Les combats se sont déjà intensifiés dans la région du Kordofan, où les RSF ont pris la semaine dernière la ville stratégique de Bara.
Les frappes de drones des RSF et des SAF, a-t-elle expliqué, touchent désormais de nouvelles cibles dans le Nil Bleu, le Kordofan Sud, le Darfour occidental et Khartoum. « La portée territoriale du conflit s’élargit », a-t-elle averti.
« Le risque d’atrocités massives, de violences à caractère ethnique et de nouvelles violations du droit international humanitaire, notamment de violences sexuelles, reste extrêmement élevé,» a déclaré Mme Pobee au Conseil.

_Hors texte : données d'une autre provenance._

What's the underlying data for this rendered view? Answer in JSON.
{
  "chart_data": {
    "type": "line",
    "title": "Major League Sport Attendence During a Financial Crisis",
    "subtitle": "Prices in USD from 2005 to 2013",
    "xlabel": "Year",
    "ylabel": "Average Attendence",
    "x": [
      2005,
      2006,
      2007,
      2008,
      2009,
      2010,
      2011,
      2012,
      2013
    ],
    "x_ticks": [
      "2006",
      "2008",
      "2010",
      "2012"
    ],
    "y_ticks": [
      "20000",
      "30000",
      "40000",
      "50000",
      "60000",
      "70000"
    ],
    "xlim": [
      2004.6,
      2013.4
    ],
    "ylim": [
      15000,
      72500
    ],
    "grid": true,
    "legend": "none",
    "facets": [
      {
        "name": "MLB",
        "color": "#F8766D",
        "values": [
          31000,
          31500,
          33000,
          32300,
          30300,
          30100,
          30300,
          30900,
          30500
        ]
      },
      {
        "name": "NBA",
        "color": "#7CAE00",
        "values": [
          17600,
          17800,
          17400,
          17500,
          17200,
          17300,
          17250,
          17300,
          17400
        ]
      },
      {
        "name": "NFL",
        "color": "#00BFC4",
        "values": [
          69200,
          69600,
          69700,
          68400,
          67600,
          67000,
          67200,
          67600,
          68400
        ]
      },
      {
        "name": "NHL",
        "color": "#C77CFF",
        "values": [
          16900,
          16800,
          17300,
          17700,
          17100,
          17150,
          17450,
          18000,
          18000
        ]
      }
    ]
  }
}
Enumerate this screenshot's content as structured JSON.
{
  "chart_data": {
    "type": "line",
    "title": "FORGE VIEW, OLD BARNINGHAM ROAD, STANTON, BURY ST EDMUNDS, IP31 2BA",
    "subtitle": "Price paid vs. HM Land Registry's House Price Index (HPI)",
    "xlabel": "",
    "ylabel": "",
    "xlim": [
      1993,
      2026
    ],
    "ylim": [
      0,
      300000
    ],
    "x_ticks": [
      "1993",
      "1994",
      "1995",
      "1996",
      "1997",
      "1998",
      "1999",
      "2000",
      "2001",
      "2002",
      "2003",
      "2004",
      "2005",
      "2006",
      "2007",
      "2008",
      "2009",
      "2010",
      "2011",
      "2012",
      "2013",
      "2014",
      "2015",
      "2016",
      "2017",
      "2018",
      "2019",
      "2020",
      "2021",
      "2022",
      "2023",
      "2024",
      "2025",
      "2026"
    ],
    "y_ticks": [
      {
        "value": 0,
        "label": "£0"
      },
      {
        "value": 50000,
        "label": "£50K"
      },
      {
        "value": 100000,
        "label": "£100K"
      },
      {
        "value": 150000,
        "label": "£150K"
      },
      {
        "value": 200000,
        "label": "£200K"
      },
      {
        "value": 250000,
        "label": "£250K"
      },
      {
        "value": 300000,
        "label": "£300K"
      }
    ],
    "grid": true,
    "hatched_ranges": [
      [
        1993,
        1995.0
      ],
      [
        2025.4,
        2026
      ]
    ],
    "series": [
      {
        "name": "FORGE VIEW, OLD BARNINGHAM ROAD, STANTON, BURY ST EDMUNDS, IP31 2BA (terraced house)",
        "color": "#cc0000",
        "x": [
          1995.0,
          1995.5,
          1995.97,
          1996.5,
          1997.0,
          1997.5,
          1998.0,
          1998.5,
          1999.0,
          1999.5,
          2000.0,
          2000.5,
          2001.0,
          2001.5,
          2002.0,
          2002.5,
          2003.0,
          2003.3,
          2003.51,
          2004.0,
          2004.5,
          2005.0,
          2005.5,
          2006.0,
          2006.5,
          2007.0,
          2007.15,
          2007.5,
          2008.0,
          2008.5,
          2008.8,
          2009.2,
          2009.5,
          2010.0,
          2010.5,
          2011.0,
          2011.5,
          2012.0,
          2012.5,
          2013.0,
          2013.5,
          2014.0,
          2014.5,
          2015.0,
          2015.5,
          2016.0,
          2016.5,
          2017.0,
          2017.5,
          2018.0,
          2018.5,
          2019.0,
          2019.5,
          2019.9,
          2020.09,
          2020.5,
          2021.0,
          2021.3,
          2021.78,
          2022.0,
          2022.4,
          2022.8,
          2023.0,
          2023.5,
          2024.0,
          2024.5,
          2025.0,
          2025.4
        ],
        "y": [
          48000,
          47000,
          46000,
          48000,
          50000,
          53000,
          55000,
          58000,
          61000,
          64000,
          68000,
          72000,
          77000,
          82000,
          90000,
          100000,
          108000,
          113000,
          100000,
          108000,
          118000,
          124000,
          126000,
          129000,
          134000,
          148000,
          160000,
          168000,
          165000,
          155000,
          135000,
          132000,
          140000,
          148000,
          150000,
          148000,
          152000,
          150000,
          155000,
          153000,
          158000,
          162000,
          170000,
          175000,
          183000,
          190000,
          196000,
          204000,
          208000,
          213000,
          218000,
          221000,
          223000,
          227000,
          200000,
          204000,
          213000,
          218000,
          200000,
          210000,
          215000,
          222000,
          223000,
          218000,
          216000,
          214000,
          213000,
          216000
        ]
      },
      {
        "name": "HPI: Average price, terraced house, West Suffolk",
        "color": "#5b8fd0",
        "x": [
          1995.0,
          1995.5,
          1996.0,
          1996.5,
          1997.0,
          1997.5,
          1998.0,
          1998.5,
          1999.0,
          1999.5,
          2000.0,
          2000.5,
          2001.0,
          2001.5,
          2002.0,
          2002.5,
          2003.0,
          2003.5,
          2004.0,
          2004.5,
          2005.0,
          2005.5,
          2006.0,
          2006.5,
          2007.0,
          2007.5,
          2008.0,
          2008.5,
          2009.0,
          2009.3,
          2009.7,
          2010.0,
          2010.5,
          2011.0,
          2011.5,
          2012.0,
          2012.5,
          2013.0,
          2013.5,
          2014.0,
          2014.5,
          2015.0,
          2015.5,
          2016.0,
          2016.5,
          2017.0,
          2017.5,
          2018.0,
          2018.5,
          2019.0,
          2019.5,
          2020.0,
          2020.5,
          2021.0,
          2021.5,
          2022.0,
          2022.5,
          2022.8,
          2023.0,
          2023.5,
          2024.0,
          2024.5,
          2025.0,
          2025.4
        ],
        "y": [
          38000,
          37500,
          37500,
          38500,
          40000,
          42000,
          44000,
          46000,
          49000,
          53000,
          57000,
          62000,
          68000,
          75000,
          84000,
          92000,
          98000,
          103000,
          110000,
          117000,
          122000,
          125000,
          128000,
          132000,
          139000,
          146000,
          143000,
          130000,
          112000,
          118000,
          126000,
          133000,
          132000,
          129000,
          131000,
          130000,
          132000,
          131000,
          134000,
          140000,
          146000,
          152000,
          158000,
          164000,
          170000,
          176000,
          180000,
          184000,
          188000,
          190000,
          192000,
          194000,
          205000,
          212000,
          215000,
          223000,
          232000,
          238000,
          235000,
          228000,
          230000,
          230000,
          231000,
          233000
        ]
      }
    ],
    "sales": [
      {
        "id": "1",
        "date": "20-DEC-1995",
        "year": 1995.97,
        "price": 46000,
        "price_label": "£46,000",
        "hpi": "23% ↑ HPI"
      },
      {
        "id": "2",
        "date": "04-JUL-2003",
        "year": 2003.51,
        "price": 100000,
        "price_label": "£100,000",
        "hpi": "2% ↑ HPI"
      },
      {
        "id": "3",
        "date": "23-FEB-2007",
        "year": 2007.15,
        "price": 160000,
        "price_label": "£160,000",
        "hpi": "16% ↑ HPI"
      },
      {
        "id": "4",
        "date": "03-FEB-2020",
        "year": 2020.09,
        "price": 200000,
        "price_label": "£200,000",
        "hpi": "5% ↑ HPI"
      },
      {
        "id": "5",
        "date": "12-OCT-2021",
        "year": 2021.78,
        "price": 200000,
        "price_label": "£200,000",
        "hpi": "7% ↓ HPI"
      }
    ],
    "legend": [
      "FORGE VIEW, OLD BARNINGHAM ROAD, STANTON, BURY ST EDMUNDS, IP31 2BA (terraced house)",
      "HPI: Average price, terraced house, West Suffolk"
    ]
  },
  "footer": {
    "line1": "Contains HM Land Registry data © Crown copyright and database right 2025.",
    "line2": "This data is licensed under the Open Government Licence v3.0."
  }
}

« Malgré les engagements pris pour protéger les civils, la réalité est que personne n’est en sécurité à El Fasher. Il n’existe aucun passage sûr permettant aux civils de quitter la ville. »
Le bureau des droits de l’homme de l’ONU, HCDHa documenté des massacres, des exécutions sommaires et des représailles à motivation ethnique à El Fasher et à Bara. Dans ce dernier pays, au moins 50 civils ont été tués ces derniers jours, dont cinq volontaires du Croissant-Rouge soudanais, a indiqué Mme Pobee.
Histoire des atrocités au Darfour
« Ce qui se passe à El Fasher rappelle les horreurs auxquelles le Darfour a été soumis il y a vingt ans.« , a déclaré M. Fletcher, faisant référence aux atrocités du début des années 2000 qui ont choqué le monde et ont finalement conduit à Cour pénale internationale actes d’accusation.
« Mais d’une manière ou d’une autre, nous assistons aujourd’hui à une réaction mondiale très différente – une réaction de résignation », a-t-il poursuivi. « C’est aussi une crise d’apathie. »
« La crise soudanaise est, à la base, un échec en matière de protection et notre responsabilité de faire respecter le droit international », a déclaré M. Fletcher. « Des atrocités sont commises dans l’attente éhontée de l’impunité… le monde a laissé tomber toute une génération.»
Descente dans la guerre totale
Le conflit au Soudan a commencé en avril 2023, lorsqu’une lutte de pouvoir latente depuis longtemps entre les SAF et les RSF a dégénéré en guerre ouverte.
Les RSF trouvent leurs racines dans les milices Janjaweed accusées d’atrocités au Darfour il y a 20 ans, tandis que les SAF représentent les vestiges d’un régime militaire de longue date à Khartoum.
Les deux forces partageaient autrefois le pouvoir après l’éviction de l’ancien président Omar al-Bashir en 2019, mais un différend sur l’intégration des RSF dans l’armée nationale a déclenché un effondrement à l’échelle nationale.
Ce qui a commencé comme une lutte pour le contrôle de l’État s’est depuis transformé en une lutte brutale marquée par des meurtres ethniques, des guerres de siège urbain, des déplacements massifs et des conditions de famine dans de grandes parties du pays.
Débordement régional et effondrement humanitaire
Plus de quatre millions de personnes ont déjà fui vers le Tchad, le Soudan du Sud et la République centrafricaine voisins, mettant à rude épreuve les opérations humanitaires et aggravant l’instabilité dans des régions frontalières déjà fragiles.
Au Soudan, plus de 24 millions de personnes – soit plus de 40 pour cent de la population – souffrent d’insécurité alimentaire. Tawila, principale destination située à environ 50 km de là pour ceux qui fuient El Fasher, accueille déjà des centaines de milliers de personnes déplacées par les attaques précédentes.
« Nos équipes à Tawila voient arriver des personnes traumatisées qui présentent des signes choquants de malnutrition », a déclaré M. Fletcher.
« Du sang sur le sable. Du sang sur les mains
M. Fletcher a déclaré que le Conseil doit agir « par une action immédiate et ferme » pour mettre fin aux atrocités, garantir un accès humanitaire sûr et mettre un terme aux flux d’armes qui alimentent la guerre.
«J’exhorte mes collègues à étudier les dernières images satellite d’El Fasher ; du sang sur le sable« , a-t-il déclaré aux ambassadeurs. « Et j’exhorte mes collègues à étudier l’échec persistant du monde à mettre un terme à cela. Du sang sur les mains.»